Going with my gut reaction

Mark Levison, The Levison Group

I’m a big believer in my gut reactions. My mother, who just passed away last week, somehow instilled in me the idea that if I thought I was right, I should not be deterred from doing the right thing. Through the years, as I considered issues of right and wrong, I have generally relied upon my first reaction to act as a lighthouse in directing the path forward.

I am reminded of an opposing lawyer who once said to me, “You know, Mark, the first time I get a file, if I think it’s a loser, I write ‘DOG’ on the outside of the file jacket. That way, years later, when I am involved in the discovery and advocacy process, and all the wrangling we do for our clients, I will see that file jacket and remember my gut reaction.” Those were sage words. As lawyers, we fight very hard for our clients, and make every attempt to put their best foot forward in a case, but sometimes right is just right, and wrong is just wrong.

On a recent Saturday my wife Cheryl called me at work to give me the breaking news that Antonin Scalia, a man I was fortunate enough to meet, had unexpectedly died. My reaction was, “Well, President Obama gets to make another nomination to the high court.” Cheryl questioned whether that would be the case. I answered, “Whether there is a Republican or a Democrat in office, and no matter the long-term political ramifications for the court, the sitting president gets to make the nomination. That is how it is supposed to work.” Yet, virtually immediately Senate majority leader, Mitch McConnell told the president not to bother with his constitutional obligations because his nominee would go nowhere. So, what was that about?

Not the Constitution; it was about politics. As an attorney, I am particularly sensitive when self-serving politicians play politics with our United States Supreme Court. It’s happened before. The most egregious example was in 1937. Franklin Roosevelt didn’t like the court striking down portions of his New Deal programs, so he tried to “pack the court” by raising the number of justices from nine to fifteen, and introducing a retirement provision at age 70. That didn’t go too well for him.
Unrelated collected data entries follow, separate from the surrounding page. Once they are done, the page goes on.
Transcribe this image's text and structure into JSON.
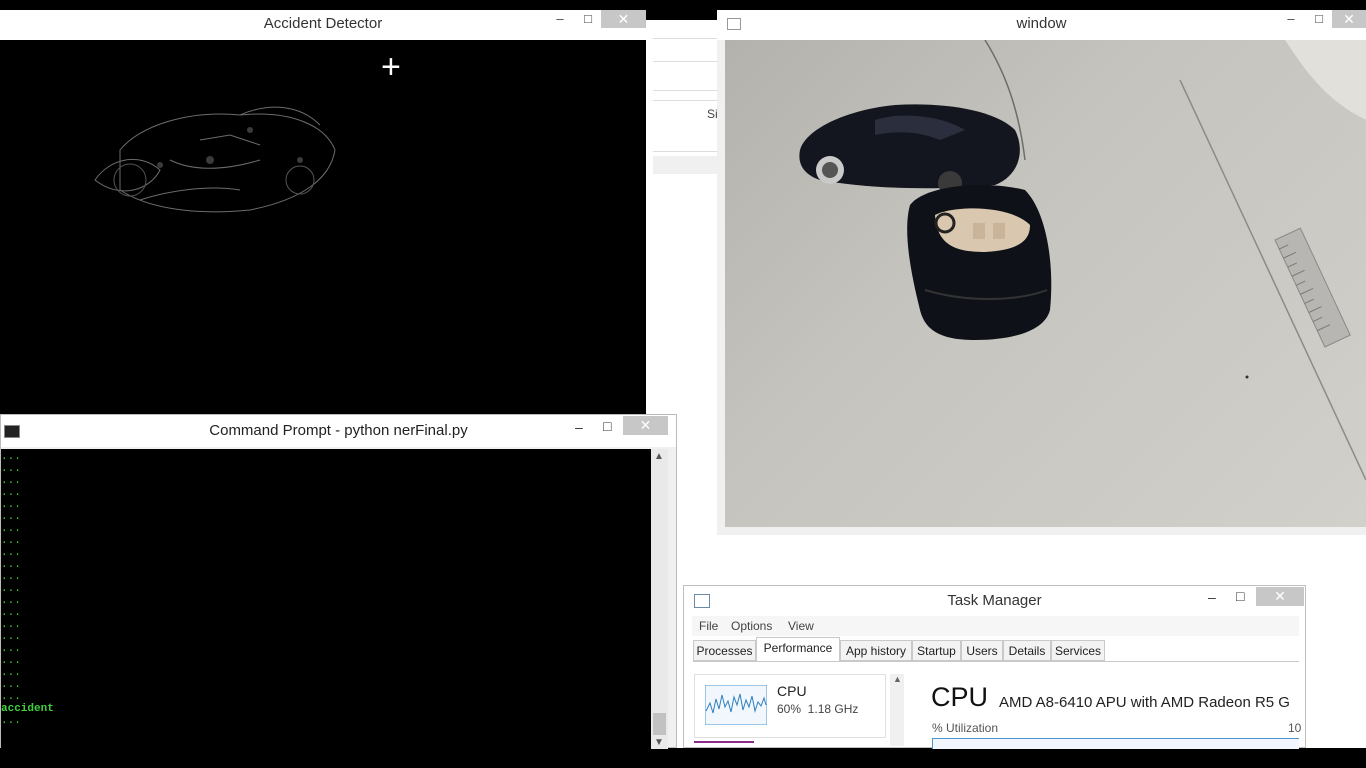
{
  "accident_window": {
    "title": "Accident Detector",
    "minimize": "–",
    "maximize": "□",
    "close": "✕",
    "cursor": "+"
  },
  "video_window": {
    "title": "window",
    "minimize": "–",
    "maximize": "□",
    "close": "✕"
  },
  "strip": {
    "label": "Si"
  },
  "cmd": {
    "title": "Command Prompt - python  nerFinal.py",
    "minimize": "–",
    "maximize": "□",
    "close": "✕",
    "lines": [
      "...",
      "...",
      "...",
      "...",
      "...",
      "...",
      "...",
      "...",
      "...",
      "...",
      "...",
      "...",
      "...",
      "...",
      "...",
      "...",
      "...",
      "...",
      "...",
      "...",
      "...",
      "accident",
      "..."
    ]
  },
  "task_manager": {
    "title": "Task Manager",
    "minimize": "–",
    "maximize": "□",
    "close": "✕",
    "menu": [
      "File",
      "Options",
      "View"
    ],
    "tabs": [
      "Processes",
      "Performance",
      "App history",
      "Startup",
      "Users",
      "Details",
      "Services"
    ],
    "cpu_card": {
      "label": "CPU",
      "stats": "60%  1.18 GHz"
    },
    "heading": "CPU",
    "processor": "AMD A8-6410 APU with AMD Radeon R5 G",
    "utilization_label": "% Utilization",
    "utilization_max": "10"
  },
  "colors": {
    "console_text": "#3ed13e",
    "close_bg": "#c7c7c7",
    "tab_active": "#ffffff"
  }
}
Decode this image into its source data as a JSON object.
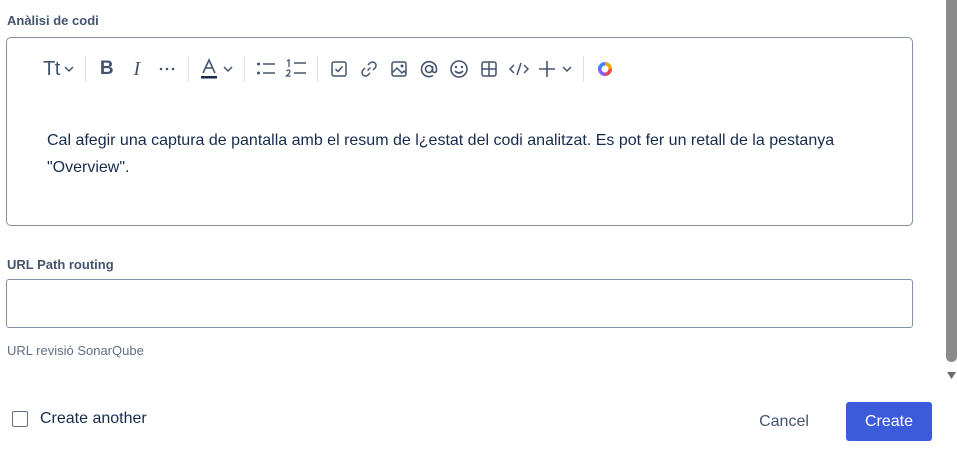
{
  "analysis_field": {
    "label": "Anàlisi de codi",
    "content": "Cal afegir una captura de pantalla amb el resum de l¿estat del codi analitzat. Es pot fer un retall de la pestanya \"Overview\"."
  },
  "toolbar": {
    "text_style": "Tt",
    "bold": "B",
    "italic": "I",
    "more": "···",
    "text_color": "A",
    "text_color_underline": "#172b4d",
    "icons": [
      "text-style-icon",
      "bold-icon",
      "italic-icon",
      "more-formatting-icon",
      "text-color-icon",
      "bullet-list-icon",
      "numbered-list-icon",
      "action-item-icon",
      "link-icon",
      "image-icon",
      "mention-icon",
      "emoji-icon",
      "table-icon",
      "code-icon",
      "insert-icon",
      "ai-icon"
    ]
  },
  "url_field": {
    "label": "URL Path routing",
    "value": "",
    "placeholder": "",
    "helper": "URL revisió SonarQube"
  },
  "footer": {
    "create_another": "Create another",
    "create_another_checked": false,
    "cancel": "Cancel",
    "create": "Create"
  },
  "colors": {
    "primary": "#3b5bdb",
    "text": "#172b4d",
    "subtle_text": "#44546f",
    "border": "#8590a2"
  }
}
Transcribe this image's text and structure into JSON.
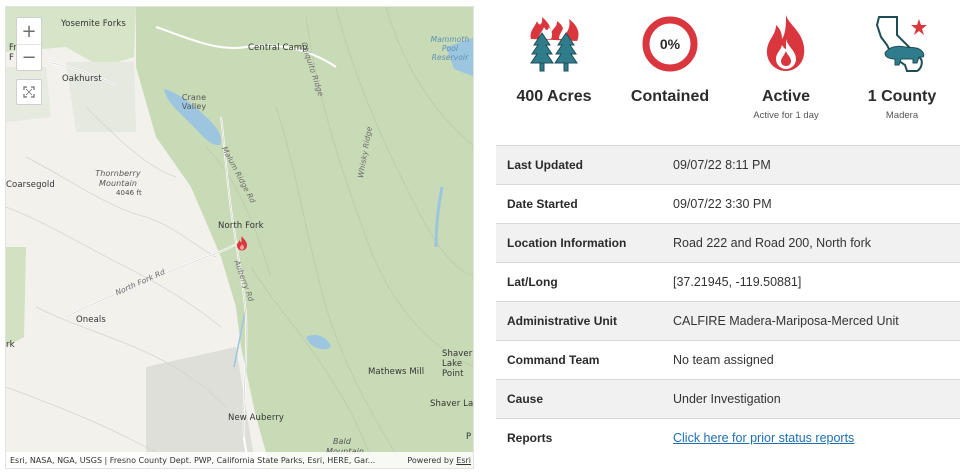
{
  "map": {
    "zoom_in": "+",
    "zoom_out": "−",
    "labels": {
      "yosemite_forks": "Yosemite Forks",
      "central_camp": "Central Camp",
      "mammoth_pool": "Mammoth Pool Reservoir",
      "oakhurst": "Oakhurst",
      "crane_valley": "Crane Valley",
      "chiquito_ridge": "Chiquito Ridge",
      "whisky_ridge": "Whisky Ridge",
      "thornberry_mountain": "Thornberry Mountain",
      "thornberry_elev": "4046 ft",
      "coarsegold": "Coarsegold",
      "north_fork": "North Fork",
      "north_fork_rd": "North Fork Rd",
      "malum_ridge_rd": "Malum Ridge Rd",
      "auberry_rd": "Auberry Rd",
      "oneals": "Oneals",
      "mathews_mill": "Mathews Mill",
      "shaver_lake_point": "Shaver Lake Point",
      "shaver_lake": "Shaver Lake",
      "new_auberry": "New Auberry",
      "bald_mountain": "Bald Mountain",
      "left_edge_fr": "Fr",
      "left_edge_f": "F",
      "left_edge_rk": "rk",
      "right_edge_p": "P"
    },
    "attribution": "Esri, NASA, NGA, USGS | Fresno County Dept. PWP, California State Parks, Esri, HERE, Gar...",
    "powered_by": "Powered by",
    "powered_link": "Esri"
  },
  "stats": {
    "acres": {
      "value": "400 Acres",
      "icon": "trees-fire-icon"
    },
    "contained": {
      "percent": "0%",
      "value": "Contained",
      "fill_fraction": 0.0,
      "icon": "containment-ring-icon"
    },
    "active": {
      "value": "Active",
      "sub": "Active for 1 day",
      "icon": "flame-icon"
    },
    "county": {
      "value": "1 County",
      "sub": "Madera",
      "icon": "california-bear-icon"
    }
  },
  "table": {
    "rows": [
      {
        "label": "Last Updated",
        "value": "09/07/22 8:11 PM"
      },
      {
        "label": "Date Started",
        "value": "09/07/22 3:30 PM"
      },
      {
        "label": "Location Information",
        "value": "Road 222 and Road 200, North fork"
      },
      {
        "label": "Lat/Long",
        "value": "[37.21945, -119.50881]"
      },
      {
        "label": "Administrative Unit",
        "value": "CALFIRE Madera-Mariposa-Merced Unit"
      },
      {
        "label": "Command Team",
        "value": "No team assigned"
      },
      {
        "label": "Cause",
        "value": "Under Investigation"
      },
      {
        "label": "Reports",
        "value": "Click here for prior status reports"
      }
    ]
  },
  "colors": {
    "fire_red": "#d9363e",
    "tree_teal": "#2f7d8c",
    "link_blue": "#1f6fb5",
    "forest_green": "#c9dcb8",
    "water_blue": "#9cc6e0"
  }
}
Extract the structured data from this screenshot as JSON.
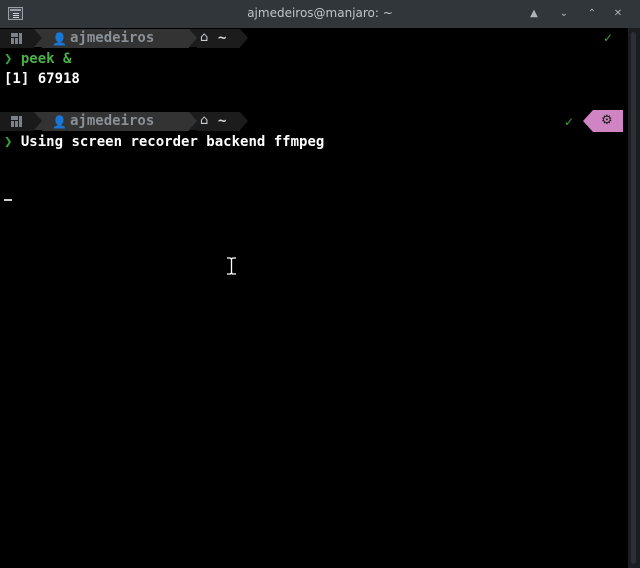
{
  "window": {
    "title": "ajmedeiros@manjaro: ~",
    "buttons": {
      "keep_above": "▲",
      "minimize": "⌄",
      "maximize": "⌃",
      "close": "✕"
    }
  },
  "prompts": [
    {
      "user": "ajmedeiros",
      "dir": "~",
      "status_check": "✓",
      "command": "peek &"
    },
    {
      "user": "ajmedeiros",
      "dir": "~",
      "status_check": "✓",
      "background_jobs_icon": "gear-icon"
    }
  ],
  "output": {
    "job_line": "[1] 67918",
    "backend_line": "Using screen recorder backend ffmpeg"
  },
  "icons": {
    "prompt_chevron": "❯",
    "user": "user-icon",
    "home": "home-icon",
    "distro": "manjaro-icon"
  },
  "colors": {
    "prompt_green": "#4caf4c",
    "jobs_segment": "#d184c4",
    "titlebar": "#31363b"
  }
}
Senate Democrats joined with Republicans to strike down his court plan 70 to 22. Nevertheless, choosing an alternate route, FDR just stayed in office so long he got to pick virtually an entirely new Supreme Court, and spur on the 22nd Amendment to the Constitution, limiting the president to two elected terms.

Today, the Republican Party — the party not in charge of the Executive Branch — is trying to play fast and loose with our high court. It does not want the sitting president of the opposing party to be able to potentially shift the philosophical balance of that court. My gut tells me their position is wrong. Does that mean the Democrats are the good guys and the Republicans are the bad guys? Not at all. In today’s political climate, if the positions were reversed, there is evidence the Democrats and Republicans would be switching arguments.

The current presidential race has made one thing quite clear. Most citizens are unhappy with the politicians currently running our political process. Some of these politicians say they have heard the complaints, yet they haven’t stopped the insanity. In fact, the recent presidential debates remind me of the words of America’s great satirist, Mark Twain, who warned, “Never argue with a fool, onlookers may not be able to tell the difference.” In a new low, during the 11th Republican presidential debate, the “best” Republican candidates, culled from the original seventeen to the presumed final four, debated issues surrounding presidential genitalia.

Trump rejected Rubio’s indication that his allegedly small hands correlated to an insignificant endowment in an area that truly could only matter to those macho candidates and perhaps to their partners. Presidential candidate Rubio, the morning after, denied he was taking a pot shot at Trump’s masculine attributes. Rubio was plainly not leveling with the public when he denied implying what he had unarguably implied. But then, disclaimers like that seem to be going around the political field everywhere these days. We even have a former aide to Secretary Clinton being granted immunity to testify about the email issues nipping at the heels of the Democrats’ leading candidate. There seems to be a general consensus that our current group of political leaders leave something to be desired.

The bottom line is, maybe the politicians can’t help themselves, but please, stay out of our Supreme Court. My gut tells me that a president who has almost a year remaining in the term he was elected to by the citizens of our country must do his job and put forward a nominee to fulfill a vacancy on the high court, and that the Senate must give that nominee a fair hearing and an up or down vote. To suggest that process should not be followed is like suggesting Senators in the last years of their sixth year terms, or even Representatives in the second years of their two year terms, have less responsibility for fulfilling their elected duties than they had earlier in their terms. My gut tells me that is nonsense. Senator McConnell: write “DOG” on that argument.